Nitrous oxide emissions from wetland rice-duck cultivation systems in Southern China.

Nitrous oxide (N2O) emissions from a rice-duck cultivation system in the subtropical region of China and its regulating factors were investigated by using a static chambers technique during rice growth seasons in 2006 and 2007. The experimental field was equally divided into six plots for two different treatments: One was a conventional rice field (CK) and the other was a rice-duck ecosystem (RD). With the same amount of urea applied as basal fertilization, N2O emission fluxes from RD and CK followed a similar seasonal variation trend.
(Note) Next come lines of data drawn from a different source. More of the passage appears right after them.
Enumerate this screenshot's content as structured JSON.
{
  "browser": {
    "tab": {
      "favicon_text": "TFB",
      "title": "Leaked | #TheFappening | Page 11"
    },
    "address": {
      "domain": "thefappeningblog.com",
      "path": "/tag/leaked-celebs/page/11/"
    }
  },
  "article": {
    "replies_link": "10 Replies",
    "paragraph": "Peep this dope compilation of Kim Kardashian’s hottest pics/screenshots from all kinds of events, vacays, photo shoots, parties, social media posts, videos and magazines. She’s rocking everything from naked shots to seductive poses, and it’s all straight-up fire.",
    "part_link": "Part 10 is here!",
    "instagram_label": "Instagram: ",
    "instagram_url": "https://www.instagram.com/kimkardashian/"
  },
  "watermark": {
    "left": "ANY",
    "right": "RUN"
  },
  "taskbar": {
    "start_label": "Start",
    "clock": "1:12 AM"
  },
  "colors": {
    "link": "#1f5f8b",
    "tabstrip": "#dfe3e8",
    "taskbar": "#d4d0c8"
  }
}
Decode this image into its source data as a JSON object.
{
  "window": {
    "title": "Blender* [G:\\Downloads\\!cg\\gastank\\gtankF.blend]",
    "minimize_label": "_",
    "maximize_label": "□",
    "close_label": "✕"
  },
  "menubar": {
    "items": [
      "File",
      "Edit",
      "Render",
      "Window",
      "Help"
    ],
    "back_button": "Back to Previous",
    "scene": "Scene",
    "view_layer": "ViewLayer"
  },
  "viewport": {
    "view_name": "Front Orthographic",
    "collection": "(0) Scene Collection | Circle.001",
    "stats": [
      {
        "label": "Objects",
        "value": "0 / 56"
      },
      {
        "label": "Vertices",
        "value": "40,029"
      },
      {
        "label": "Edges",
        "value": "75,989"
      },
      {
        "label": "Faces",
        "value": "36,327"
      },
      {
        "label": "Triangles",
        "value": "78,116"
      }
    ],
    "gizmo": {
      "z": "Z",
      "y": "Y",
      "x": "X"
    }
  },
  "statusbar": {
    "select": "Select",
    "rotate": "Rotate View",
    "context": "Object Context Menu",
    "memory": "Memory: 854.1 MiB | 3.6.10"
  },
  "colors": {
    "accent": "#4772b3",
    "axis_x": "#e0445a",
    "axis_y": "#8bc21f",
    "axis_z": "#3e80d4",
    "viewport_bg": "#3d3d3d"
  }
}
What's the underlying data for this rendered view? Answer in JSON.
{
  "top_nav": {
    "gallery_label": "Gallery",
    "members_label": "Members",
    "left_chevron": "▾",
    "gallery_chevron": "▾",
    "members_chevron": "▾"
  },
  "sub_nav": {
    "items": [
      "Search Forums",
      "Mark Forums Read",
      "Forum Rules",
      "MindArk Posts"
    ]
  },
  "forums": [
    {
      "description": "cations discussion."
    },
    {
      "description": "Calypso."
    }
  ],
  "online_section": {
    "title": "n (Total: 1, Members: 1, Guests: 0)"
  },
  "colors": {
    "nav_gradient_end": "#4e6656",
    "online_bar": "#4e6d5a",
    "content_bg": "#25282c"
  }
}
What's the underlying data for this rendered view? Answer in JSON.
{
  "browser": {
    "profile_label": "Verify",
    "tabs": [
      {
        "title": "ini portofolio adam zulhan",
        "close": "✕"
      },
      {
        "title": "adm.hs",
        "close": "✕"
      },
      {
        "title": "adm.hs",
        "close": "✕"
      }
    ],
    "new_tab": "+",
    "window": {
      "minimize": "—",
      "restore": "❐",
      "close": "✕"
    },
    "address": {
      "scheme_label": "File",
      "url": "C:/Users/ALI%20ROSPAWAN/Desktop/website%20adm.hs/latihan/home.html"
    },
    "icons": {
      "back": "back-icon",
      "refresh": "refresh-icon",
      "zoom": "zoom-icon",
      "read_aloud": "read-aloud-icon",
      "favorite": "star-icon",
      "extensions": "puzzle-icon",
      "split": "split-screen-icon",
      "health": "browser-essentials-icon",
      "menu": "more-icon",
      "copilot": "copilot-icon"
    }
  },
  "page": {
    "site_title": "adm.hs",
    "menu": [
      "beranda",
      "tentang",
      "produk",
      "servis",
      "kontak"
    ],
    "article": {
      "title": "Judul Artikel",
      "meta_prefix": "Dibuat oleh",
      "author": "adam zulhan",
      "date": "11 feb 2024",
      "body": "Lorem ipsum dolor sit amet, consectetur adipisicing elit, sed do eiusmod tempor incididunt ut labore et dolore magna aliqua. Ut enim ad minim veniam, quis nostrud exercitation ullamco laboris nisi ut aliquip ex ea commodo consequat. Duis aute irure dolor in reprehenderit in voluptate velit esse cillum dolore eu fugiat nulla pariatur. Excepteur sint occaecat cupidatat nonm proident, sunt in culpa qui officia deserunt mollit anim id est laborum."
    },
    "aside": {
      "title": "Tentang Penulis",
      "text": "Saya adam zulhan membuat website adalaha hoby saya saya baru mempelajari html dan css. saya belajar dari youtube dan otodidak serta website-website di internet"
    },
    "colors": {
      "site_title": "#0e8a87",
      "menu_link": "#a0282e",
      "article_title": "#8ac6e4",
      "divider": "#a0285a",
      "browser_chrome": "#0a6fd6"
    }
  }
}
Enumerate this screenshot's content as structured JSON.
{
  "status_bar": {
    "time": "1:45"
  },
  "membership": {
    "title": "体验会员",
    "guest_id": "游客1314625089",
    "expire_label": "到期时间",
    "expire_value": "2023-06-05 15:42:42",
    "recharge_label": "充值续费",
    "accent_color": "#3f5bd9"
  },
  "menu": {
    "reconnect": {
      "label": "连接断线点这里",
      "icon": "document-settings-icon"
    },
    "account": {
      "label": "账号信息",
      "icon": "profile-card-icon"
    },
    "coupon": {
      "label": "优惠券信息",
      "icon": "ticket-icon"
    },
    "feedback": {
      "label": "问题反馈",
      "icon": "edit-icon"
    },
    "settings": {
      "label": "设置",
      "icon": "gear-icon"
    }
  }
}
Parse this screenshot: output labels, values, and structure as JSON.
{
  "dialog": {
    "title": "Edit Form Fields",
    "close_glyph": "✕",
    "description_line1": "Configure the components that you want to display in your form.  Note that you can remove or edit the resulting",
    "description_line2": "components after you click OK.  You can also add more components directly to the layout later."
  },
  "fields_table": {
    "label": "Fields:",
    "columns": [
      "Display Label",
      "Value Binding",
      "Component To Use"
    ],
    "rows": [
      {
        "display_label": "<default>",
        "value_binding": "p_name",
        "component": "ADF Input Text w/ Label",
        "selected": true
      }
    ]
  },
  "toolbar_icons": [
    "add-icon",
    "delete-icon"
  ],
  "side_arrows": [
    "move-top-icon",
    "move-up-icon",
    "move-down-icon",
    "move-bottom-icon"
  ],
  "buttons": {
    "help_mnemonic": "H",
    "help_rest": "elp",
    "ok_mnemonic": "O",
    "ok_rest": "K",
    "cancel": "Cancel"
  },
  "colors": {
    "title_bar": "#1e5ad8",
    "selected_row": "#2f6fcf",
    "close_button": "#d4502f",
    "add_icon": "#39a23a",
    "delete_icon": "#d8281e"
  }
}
During the flooding seasons, the N2O emission flux was not correlated with temperature, but it was significantly related to soil inorganic nitrogen (SIN) (p < 0.01) and soil pH (p < 0.01). After drainage, the N2O emission flux was not correlated with temperature, SIN, and soil pH. Our experimental data showed that peaks of N2O emission flux occurred both in 2 weeks after urea application and after drainage. Compared to CK, RD could significantly increase N2O emission. We evaluated the integrated global warming potentials (GWPs) of a rice-duck cultivation system based on methane (CH4) and N2O emission, which showed that RD could suppress the total amount of CH4 and N2O emissions from rice paddies. Moreover, because the decrease of CH4 emissions from RD compared to CK was far more than the increase of N2O emissions from RD compared to CK, RD greatly reduced integrated GWPs (CH4 + N2O) compared to CK. So, the rice-duck cultivation system is an effective strategy for reducing integrated GWPs of the rice-duck cultivation systems based on CH4 and N2O in southern China and will contribute to alleviating global warming.